Biscotte
TRENTE JOURS DE SOLITUDE


Je ne vous ai pas encore parlé de Biscotte.
Eh bien, maintenant que j’ai un peu de temps, je vais en profiter.
Biscotte est une petite épagneule bretonne de 7 ans, que je suis allé chercher du côté de Bordeaux. En Alsace, on ne trouve pas beaucoup d’épagneuls bretons, et encore moins de femelles. Pas pour la reproduction, non, mais simplement parce qu’une femelle, ça ne lève pas la patte contre les murs ou les jantes des voitures. J’ai toujours eu cette race de chien : c’est une race facile, rustique et gentille.
J’ai quitté Strasbourg un vendredi à 13 h pour aller la récupérer chez un paysan bordelais le samedi matin à 7 h. Il ne fallait surtout pas arriver en retard : pour eux, le jour de chasse, c’est sacré. Vers minuit ou une heure du matin, je me suis arrêté devant la ferme pour finir ma nuit. À 7 h pile, la voilà. Autour d’un café, j’ai fait sa connaissance. Elle n’avait pas l’air farouche. À ce moment-là, elle s’appelait Misette... Vaindiou, quel prénom ! Peu de temps après, nous étions sur le chemin du retour.
Il fallait la rebaptiser. J’aurais voulu l’appeler Élodie, en souvenir d’un passé insouciant. Mais mes enfants – et d’autres – se sont bien moqués de moi. Alors elle est devenue Biscotte. Et avec le temps, nous nous sommes bien entendus. La vie a suivi son cours.
Deux ans plus tard, lors d’une promenade, elle s’est fait attaquer par un dogue argentin. Je dois reconnaître ma part de responsabilité : je ne la tenais jamais en laisse. Je n’en voyais pas l’utilité, je la promenais toujours dans les champs. Le dogue s’était échappé d’un garage entre Lingolsheim et Holtzheim. Tout est allé très vite, je n’ai rien vu venir. Et voilà, ma Biscotte blessée. Je l’ai retrouvée peu après, cachée sous ma voiture, devant la maison. Je l’appelais, et l’horreur : elle rampait vers moi, les deux pattes arrière en lambeaux.
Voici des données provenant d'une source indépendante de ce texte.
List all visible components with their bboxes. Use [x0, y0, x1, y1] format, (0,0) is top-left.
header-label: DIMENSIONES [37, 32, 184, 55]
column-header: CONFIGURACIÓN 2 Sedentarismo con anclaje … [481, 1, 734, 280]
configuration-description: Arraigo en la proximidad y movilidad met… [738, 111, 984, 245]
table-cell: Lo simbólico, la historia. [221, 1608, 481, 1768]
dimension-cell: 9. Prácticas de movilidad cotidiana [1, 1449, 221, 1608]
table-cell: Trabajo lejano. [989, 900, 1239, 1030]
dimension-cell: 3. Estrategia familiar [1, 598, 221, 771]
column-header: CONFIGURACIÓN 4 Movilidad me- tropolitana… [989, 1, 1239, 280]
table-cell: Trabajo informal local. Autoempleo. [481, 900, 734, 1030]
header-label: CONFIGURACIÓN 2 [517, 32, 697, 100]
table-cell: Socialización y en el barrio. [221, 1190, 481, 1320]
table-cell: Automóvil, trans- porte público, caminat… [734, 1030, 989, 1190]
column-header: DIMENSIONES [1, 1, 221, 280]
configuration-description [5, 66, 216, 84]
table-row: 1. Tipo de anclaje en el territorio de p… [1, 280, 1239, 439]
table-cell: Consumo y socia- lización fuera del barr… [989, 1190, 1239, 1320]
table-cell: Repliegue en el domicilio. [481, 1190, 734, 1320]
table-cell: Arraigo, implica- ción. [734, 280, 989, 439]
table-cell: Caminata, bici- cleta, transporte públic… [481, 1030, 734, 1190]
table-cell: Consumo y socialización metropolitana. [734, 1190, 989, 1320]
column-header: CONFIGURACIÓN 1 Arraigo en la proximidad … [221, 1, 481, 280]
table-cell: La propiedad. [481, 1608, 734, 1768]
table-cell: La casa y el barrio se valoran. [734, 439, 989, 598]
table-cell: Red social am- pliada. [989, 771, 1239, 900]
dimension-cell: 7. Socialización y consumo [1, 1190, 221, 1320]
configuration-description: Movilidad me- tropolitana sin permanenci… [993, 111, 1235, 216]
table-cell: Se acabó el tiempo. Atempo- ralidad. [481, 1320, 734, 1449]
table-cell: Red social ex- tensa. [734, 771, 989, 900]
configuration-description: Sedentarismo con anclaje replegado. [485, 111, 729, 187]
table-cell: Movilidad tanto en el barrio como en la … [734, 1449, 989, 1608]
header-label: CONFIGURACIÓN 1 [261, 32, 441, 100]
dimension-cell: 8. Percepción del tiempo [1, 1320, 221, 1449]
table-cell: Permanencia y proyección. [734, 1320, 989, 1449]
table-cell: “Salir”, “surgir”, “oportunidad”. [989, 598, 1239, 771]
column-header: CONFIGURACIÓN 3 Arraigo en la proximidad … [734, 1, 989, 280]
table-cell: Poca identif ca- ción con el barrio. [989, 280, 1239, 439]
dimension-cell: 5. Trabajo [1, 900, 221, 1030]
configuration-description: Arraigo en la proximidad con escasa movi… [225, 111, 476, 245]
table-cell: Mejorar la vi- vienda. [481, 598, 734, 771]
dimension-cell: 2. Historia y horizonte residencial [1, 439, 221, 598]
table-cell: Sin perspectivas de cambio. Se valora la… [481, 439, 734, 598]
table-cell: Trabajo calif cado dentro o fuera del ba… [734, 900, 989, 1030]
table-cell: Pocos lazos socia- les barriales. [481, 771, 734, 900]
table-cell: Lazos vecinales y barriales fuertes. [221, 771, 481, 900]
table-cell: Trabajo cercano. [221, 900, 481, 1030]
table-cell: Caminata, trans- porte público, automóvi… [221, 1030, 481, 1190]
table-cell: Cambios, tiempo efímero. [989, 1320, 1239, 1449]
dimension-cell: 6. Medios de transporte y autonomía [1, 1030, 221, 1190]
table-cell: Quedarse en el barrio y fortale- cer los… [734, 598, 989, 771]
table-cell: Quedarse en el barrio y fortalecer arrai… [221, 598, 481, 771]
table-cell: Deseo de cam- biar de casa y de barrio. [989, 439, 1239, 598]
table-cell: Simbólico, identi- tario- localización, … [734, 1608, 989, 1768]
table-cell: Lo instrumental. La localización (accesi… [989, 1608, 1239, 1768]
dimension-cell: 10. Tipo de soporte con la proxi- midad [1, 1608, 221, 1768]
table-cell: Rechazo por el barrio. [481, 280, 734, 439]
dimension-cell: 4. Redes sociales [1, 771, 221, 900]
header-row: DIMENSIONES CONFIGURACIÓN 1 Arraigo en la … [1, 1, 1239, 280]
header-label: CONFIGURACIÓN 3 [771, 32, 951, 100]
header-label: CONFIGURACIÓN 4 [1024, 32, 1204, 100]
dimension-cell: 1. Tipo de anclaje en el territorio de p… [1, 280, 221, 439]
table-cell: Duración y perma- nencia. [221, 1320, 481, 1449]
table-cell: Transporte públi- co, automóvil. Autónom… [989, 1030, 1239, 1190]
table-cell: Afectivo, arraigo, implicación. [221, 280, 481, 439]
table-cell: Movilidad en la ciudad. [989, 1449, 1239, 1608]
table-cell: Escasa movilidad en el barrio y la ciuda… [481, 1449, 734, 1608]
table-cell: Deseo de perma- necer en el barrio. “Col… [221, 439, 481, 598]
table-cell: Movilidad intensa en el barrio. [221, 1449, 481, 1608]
Nous étions à la veille de Pâques, et aucun vétérinaire ne voulait me recevoir. J’ai dû insister pour que le vétérinaire de garde de Lingolsheim accepte de la soigner. Je pèse mes mots : ce sont bel et bien une bande de salopards hypocrites. Pour vous vendre un vaccin à 100 euros et gonfler la facture, ils sont forts. Mais bon…
Quant au propriétaire du dogue argentin, il refusait de payer les soins. J’ai porté plainte. Dix-huit mois plus tard, nous nous retrouvions devant le juge. Ce type avait déjà sept condamnations à son actif, et une interdiction de séjour en Allemagne. Violence, alcoolisme, vol… la liste est longue.
Pensez-vous que cette personne pourrait devenir un bon citoyen en cas de crise majeure dans notre pays, ou resterait-il un danger ? »
Pour moi, c’est clair : c’est un voyou, un prédateur qui profite des plus faibles. Sept condamnations, pour moi, c’est la guillotine. Fin du débat.
De toute manière, il a été condamné et n'a jamais payé!
Depuis cet accident, Biscotte garde des séquelles. Lors d’efforts trop importants, sa patte – celle qui a été la plus abîmée – la fait souffrir.
À l’instant où j’écris ces lignes, j’attends Stéphanie, qui vient la récupérer. Biscotte boîte et ne peut plus avancer.
Je pensais qu’en la gardant attachée à moi, ça irait. Je me suis trompé. Voilà une journée qui commence mal, et j’en ai les larmes aux yeux.
Un chien n’est pas « juste » un chien pour moi. Biscotte fait partie de ma famille, autant que n’importe qui. Toujours fidèle, toujours joyeuse, elle m’accueille avec bonheur, m’écoute, m’apaise. Elle m’offre du réconfort, et beaucoup d’amour. Parfois elle me met en colère, mais cinq minutes après, j’ai déjà oublié.